Ein Mensch kann jedoch nahezu augenblicklich zwischen verschiedenen Aufgaben wechseln. Zugegeben, mit unterschiedlichem Erfolg. Theoretisch kann aber, ähnlich wie Sherlock Holmes, eine Person gleichzeitig Detektiv, Boxer und ein recht passabler improvisierender Geiger sein.

Darüber hinaus fehlt KI-Systemen nach wie vor völlig das originelle, kreative Denken. Sie können zwar bereits anhand bekannter Beispiele genauso gut und schneller als Menschen kompilieren, aber etwas grundlegend Neues, Originelles und Ungewöhnliches zu entwickeln, gehört noch nicht zu ihren Stärken.

Deshalb rate ich Führungskräften von Unternehmen und Organisationen davon ab, Automatisierungspläne zu weit zu treiben. Menschliche Vielseitigkeit, Flexibilität und kreatives Denken sind bisher unersetzlich.

Ich wage zu behaupten, dass selbst wenn wir eine universelle Super-KI entwickeln, ihre Universalität im Vergleich zum Menschen eher bedingt sein wird. Der Super-KI wird es stets an Spontaneität, Zufälligkeit und Unvorhersehbarkeit mangeln, die durch den Einfluss von Emotionen, Instinkten und natürlichen Trieben auf den Geist entstehen. Darüber hinaus wird sie höchstwahrscheinlich nicht sehr effektiv darin sein, das sogenannte „Verstehen von Menschen“ zu beherrschen. Kurz gesagt: Der Super-KI wird es an Menschlichkeit mangeln.

Es sei denn, es gelingt uns in Zukunft, die Fähigkeiten von Menschen und Super-KI in einem einzigen Wesen (oder einer Maschine?) zu vereinen. Doch selbst wenn das geschieht, liegt es noch in sehr, sehr ferner Zukunft, und ehrlich gesagt halte ich diese Richtung nicht für besonders vielversprechend.

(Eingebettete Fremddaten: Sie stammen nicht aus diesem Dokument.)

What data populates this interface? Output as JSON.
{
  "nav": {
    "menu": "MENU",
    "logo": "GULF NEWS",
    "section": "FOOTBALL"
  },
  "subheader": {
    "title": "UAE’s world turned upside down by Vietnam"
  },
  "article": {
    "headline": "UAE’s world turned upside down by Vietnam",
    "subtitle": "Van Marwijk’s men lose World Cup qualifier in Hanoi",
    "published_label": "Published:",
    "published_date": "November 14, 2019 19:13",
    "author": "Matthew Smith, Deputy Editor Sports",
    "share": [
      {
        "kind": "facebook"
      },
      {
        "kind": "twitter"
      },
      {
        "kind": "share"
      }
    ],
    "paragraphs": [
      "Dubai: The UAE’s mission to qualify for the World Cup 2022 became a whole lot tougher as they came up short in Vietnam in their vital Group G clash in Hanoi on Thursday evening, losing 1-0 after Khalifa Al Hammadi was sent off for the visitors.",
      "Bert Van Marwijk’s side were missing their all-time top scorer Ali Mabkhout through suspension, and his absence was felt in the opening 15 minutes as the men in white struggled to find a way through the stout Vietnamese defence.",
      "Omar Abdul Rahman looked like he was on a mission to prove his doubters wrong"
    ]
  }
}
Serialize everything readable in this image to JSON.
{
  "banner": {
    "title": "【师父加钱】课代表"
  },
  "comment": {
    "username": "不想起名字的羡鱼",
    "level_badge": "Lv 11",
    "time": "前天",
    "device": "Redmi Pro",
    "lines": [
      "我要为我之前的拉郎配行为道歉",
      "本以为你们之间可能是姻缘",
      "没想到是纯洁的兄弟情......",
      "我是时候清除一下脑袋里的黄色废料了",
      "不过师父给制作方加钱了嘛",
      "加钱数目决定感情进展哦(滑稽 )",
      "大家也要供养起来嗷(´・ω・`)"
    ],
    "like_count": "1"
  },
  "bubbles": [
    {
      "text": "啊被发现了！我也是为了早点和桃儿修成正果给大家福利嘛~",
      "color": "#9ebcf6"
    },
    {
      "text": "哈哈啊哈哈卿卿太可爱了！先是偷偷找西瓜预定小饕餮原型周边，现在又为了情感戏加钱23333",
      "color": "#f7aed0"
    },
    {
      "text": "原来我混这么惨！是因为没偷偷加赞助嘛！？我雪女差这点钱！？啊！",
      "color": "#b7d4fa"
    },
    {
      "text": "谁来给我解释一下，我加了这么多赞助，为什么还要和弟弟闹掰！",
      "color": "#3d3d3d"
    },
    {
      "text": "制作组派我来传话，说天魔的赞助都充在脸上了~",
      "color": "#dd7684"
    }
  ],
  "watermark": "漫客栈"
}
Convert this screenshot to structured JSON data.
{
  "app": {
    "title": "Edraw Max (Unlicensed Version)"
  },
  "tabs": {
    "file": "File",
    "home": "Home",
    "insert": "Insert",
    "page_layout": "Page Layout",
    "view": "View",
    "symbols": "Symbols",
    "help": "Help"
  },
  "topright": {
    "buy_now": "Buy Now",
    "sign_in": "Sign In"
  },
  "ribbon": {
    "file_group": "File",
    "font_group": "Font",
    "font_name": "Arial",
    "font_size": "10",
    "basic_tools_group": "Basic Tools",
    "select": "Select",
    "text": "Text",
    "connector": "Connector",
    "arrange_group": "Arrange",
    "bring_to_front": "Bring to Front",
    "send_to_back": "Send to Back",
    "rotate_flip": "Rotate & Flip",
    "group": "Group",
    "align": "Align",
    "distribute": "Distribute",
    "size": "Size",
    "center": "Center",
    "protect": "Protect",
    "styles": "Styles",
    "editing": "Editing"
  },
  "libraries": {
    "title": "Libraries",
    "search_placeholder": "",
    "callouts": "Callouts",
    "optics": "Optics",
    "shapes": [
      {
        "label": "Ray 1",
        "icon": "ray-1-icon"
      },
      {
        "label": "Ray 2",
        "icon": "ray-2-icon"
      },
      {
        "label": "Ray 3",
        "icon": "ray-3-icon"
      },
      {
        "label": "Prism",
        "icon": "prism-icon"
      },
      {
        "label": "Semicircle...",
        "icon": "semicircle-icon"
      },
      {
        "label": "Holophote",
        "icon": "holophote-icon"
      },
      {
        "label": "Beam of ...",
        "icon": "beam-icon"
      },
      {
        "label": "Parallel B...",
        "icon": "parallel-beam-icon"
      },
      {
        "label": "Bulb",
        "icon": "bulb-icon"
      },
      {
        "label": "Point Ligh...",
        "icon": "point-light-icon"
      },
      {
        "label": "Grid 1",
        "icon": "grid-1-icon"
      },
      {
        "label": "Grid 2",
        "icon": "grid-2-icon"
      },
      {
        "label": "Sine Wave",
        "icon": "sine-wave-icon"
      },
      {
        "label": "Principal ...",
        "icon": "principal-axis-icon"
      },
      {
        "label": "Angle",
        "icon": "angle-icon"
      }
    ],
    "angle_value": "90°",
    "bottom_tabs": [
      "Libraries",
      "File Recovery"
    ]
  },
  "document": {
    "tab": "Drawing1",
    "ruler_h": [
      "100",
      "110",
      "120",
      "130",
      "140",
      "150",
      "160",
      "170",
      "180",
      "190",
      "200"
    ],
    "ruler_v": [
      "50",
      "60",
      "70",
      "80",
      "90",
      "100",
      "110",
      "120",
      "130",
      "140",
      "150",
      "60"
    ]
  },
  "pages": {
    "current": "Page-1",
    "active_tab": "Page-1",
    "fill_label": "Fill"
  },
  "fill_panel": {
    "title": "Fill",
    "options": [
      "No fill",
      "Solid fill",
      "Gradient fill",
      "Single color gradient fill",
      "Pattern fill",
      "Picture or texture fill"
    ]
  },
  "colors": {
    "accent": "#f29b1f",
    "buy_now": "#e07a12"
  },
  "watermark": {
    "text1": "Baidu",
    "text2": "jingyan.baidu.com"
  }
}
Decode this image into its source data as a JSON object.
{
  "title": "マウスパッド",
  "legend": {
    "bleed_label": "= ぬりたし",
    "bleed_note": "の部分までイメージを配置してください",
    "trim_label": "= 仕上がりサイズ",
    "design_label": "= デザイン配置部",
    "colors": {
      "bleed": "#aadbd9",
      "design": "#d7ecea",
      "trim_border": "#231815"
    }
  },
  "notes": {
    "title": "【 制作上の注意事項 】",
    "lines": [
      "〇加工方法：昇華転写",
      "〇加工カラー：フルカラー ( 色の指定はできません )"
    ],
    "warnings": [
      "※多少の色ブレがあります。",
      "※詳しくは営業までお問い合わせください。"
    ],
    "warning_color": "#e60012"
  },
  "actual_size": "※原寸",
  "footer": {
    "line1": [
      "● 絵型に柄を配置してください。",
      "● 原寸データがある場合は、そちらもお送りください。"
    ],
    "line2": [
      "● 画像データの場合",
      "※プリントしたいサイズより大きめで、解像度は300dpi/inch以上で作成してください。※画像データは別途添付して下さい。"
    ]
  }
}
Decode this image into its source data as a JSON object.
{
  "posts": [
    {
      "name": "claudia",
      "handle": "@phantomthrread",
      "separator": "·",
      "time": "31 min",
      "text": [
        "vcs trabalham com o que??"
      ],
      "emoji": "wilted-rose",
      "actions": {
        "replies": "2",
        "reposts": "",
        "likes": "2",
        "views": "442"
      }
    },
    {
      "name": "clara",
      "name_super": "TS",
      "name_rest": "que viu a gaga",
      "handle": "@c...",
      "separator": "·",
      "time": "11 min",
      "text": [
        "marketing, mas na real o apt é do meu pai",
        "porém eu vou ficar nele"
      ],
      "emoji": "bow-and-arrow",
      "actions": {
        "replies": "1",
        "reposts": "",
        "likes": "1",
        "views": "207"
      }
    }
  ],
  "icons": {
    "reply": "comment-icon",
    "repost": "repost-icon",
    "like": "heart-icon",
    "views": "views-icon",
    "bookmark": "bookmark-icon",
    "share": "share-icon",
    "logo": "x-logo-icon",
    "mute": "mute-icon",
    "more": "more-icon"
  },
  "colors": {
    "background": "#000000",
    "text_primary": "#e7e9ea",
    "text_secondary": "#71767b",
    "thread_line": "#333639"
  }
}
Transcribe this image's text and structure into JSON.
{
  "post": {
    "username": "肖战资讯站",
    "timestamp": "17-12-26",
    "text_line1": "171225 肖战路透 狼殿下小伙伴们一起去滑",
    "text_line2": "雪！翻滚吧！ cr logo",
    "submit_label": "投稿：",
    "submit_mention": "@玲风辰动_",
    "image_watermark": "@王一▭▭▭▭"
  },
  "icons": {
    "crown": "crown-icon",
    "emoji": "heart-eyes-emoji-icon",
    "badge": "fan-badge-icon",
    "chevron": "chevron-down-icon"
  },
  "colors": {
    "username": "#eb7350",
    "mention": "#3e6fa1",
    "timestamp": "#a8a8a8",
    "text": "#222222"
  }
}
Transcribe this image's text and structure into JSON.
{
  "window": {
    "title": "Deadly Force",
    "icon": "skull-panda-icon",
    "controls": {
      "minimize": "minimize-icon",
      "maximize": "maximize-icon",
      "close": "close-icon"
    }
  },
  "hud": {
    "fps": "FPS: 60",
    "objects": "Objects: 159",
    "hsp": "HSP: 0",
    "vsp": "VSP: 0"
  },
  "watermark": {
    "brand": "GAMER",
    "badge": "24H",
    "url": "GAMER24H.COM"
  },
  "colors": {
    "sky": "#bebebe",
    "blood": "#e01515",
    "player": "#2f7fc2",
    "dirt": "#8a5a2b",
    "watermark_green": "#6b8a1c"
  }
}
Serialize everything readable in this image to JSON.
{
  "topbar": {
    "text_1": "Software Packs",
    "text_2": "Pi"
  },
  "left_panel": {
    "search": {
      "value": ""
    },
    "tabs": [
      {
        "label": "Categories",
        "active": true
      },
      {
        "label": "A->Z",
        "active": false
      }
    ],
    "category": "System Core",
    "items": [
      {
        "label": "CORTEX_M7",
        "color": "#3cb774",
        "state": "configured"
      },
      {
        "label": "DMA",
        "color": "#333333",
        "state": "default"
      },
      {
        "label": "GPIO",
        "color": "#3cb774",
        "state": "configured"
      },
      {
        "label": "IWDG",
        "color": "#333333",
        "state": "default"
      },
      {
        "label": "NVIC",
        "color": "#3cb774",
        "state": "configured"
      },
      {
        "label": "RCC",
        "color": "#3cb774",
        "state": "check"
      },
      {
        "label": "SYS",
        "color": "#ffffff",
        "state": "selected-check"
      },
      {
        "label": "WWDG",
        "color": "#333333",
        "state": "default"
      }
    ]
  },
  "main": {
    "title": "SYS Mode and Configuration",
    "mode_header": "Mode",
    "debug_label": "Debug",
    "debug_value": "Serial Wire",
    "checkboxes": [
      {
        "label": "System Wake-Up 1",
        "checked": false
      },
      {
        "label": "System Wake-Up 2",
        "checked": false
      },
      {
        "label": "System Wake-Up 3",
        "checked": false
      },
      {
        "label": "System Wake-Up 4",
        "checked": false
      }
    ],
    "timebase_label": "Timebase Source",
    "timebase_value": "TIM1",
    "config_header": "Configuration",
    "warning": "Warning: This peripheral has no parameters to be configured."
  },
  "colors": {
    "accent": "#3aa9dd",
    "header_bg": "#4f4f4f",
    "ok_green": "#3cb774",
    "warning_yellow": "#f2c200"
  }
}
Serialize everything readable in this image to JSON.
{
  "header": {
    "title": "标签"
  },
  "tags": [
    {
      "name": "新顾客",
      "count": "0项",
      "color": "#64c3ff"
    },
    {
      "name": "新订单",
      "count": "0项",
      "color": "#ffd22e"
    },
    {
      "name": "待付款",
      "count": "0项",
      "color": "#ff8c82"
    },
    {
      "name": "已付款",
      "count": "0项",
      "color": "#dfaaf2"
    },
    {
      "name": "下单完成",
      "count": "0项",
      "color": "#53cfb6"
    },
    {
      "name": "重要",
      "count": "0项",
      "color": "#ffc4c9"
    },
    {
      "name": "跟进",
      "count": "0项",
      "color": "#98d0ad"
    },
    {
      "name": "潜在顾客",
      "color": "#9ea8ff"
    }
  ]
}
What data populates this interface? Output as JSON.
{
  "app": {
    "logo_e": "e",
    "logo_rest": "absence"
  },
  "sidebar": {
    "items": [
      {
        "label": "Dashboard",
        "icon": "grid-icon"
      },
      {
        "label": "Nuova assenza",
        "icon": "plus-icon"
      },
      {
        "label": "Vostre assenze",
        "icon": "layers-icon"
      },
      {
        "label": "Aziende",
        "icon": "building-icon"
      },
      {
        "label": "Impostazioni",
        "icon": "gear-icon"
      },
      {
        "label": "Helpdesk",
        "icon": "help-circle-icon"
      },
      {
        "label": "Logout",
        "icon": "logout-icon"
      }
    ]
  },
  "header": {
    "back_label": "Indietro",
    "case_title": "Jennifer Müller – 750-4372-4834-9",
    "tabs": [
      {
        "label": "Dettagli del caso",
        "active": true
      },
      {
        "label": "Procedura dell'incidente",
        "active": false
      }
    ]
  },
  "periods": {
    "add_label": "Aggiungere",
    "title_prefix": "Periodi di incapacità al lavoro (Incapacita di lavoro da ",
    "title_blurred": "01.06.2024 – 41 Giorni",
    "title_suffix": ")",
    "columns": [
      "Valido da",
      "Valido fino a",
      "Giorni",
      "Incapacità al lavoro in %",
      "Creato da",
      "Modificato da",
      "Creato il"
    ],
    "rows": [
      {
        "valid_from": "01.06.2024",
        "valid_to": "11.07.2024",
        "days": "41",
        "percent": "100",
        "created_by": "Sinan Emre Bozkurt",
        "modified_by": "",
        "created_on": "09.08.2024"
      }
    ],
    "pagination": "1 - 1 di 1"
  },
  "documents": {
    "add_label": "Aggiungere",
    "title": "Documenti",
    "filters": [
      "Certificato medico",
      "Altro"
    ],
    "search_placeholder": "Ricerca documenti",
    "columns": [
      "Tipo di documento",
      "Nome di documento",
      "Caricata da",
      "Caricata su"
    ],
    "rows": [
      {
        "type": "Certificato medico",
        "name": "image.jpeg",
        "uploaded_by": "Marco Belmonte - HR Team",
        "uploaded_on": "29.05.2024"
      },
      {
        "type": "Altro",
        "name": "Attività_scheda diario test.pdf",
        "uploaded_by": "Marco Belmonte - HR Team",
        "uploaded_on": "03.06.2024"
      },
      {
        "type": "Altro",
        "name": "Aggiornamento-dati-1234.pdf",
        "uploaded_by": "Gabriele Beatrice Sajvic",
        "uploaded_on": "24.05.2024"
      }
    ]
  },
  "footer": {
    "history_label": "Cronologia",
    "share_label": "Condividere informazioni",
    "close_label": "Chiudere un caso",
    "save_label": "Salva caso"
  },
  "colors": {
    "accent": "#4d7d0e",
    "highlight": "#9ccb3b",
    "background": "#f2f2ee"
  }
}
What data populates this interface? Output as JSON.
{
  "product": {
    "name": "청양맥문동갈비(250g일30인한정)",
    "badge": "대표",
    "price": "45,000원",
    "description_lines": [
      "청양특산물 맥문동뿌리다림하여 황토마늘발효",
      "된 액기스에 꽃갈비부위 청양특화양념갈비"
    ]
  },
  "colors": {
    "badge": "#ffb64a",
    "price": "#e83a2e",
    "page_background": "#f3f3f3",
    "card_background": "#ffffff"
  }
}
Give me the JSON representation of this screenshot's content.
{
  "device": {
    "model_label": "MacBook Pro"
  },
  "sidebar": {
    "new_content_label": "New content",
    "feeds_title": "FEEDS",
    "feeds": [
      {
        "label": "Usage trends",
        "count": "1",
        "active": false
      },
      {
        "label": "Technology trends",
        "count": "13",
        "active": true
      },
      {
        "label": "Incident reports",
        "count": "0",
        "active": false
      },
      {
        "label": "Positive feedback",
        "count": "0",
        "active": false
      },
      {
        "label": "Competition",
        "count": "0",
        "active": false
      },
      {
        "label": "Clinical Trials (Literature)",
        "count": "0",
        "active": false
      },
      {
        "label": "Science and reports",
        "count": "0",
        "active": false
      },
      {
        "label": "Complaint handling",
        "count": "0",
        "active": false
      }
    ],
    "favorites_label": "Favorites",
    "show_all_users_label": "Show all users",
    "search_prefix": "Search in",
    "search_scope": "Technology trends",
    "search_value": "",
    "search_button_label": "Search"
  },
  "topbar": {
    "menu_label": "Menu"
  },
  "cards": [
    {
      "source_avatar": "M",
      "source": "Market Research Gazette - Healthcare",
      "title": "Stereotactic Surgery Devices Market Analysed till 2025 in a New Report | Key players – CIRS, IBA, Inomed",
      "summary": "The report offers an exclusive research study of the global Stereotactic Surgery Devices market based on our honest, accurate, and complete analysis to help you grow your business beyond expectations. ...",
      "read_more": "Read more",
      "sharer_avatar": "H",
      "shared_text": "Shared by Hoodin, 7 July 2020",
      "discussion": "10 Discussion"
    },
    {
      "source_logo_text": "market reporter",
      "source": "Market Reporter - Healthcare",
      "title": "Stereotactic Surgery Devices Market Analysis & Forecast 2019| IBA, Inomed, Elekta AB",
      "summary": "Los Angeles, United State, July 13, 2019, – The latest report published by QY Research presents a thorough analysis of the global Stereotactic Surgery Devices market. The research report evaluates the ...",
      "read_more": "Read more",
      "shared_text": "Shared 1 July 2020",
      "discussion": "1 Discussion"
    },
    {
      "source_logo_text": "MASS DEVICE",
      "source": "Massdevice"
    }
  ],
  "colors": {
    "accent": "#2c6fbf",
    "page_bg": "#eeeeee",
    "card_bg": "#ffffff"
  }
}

Höchstwahrscheinlich wird sich in absehbarer Zeit ein Gleichgewicht einstellen. KI-Systeme werden alle schweren, gefährlichen, routinemäßigen, groben und gestalterischen Arbeiten übernehmen. Die Menschen wiederum werden sich auf Kreativität, Aufgabenformulierung und die Überprüfung der Arbeit von KI-Systemen konzentrieren. Und natürlich werden sie weiterhin neue Maschinen entwickeln. Man möchte glauben, dass wir auf diesem Weg eine künstliche Intelligenz erschaffen können, die Selbstbewusstsein und originelles, kreatives Denken erlangt und zu einem gleichberechtigten Partner wird.